Agriculture leaders have repeated a mantra of providing “certainty” and “predictability” to farmers by enacting the 2018 farm bill on time. “Commodity prices are low. We need to move this bill to help them,” said North Dakota Sen. John Hoeven. Since 1990, lawmakers have finished work on farm bills months later than planned. The 2014 law, for example, began as the 2012 farm bill. Roberts said the Senate might consider the farm bill as early as next week. “Could be. Hope so,” he said.

Iowa Sen. Chuck Grassley, who wants farm payments focused on family-sized farms, said he will offer a payment limit amendment during the Senate debate. It would set a “hard” cap of $125,000 per person, per year for subsidies and limit the payments to farmers, their spouses, and one “manager” per farm. Grassley was prevented by a technicality from offering the amendment at the committee level and cast the only vote against the bill. The House and Senate adopted a similar provision for the 2104 farm law, but it was deleted from the final version of the bill.

“It’s just the opposite of the House. They’re taking all the limits off,” said Grassley. The House farm bill would make cousins, nieces, and nephews eligible for subsidies and remove payment limits from some types of corporate farms. The Roberts-Stabenow bill would deny payments to people with more than $700,000 in adjusted gross income. The current AGI limit is $900,000. Roberts declined to take a position on the Grassley amendment.

The National Sustainable Agriculture Coalition said it was “outrageous” that Grassley was not allowed to offer his amendment at the committee level.
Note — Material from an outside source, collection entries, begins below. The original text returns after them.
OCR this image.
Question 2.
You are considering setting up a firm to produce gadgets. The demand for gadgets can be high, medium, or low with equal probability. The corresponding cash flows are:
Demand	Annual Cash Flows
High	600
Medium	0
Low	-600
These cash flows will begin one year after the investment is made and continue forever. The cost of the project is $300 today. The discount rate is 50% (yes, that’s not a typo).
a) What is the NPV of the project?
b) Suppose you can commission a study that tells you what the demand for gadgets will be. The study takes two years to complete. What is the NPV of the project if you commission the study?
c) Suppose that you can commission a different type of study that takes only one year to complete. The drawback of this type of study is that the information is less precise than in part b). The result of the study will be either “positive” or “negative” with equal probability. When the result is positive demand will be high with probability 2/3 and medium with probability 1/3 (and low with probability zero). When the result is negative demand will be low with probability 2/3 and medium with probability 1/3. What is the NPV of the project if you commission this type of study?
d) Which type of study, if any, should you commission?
A half-dozen environmental and good-government groups have called for subsidy reforms in the farm bill.

If the Senate passes its bill with a large majority, it will be in a strong bargaining position with the House. “That bill is different. It will be a totally partisan bill. That is unfortunate,” said Roberts.

The Roberts-Stabenow bill would allow farmers a one-time choice between the insurance-like Agriculture Risk Coverage subsidy and the traditional Price Loss Coverage subsidy, increase the Conservation Reserve to 25 million acres from its current 24 million acres, and combine export-promotion programs into an umbrella grouping. The House bill would create a 29 million-acre Conservation Reserve, eliminate the green-payment Conservation Stewardship Program, and, like the Senate, combine export programs.

Senate committee members amended the Roberts-Stabenow bill to allow the use of USDA export development programs to build a market in Cuba for U.S. farm exports, to provide mandatory funding for USDA energy programs, and to reimburse $77 million to dairy farmers for the premiums they paid during the first three years of the Margin Protection Program, considered a failure of the 2014 farm law.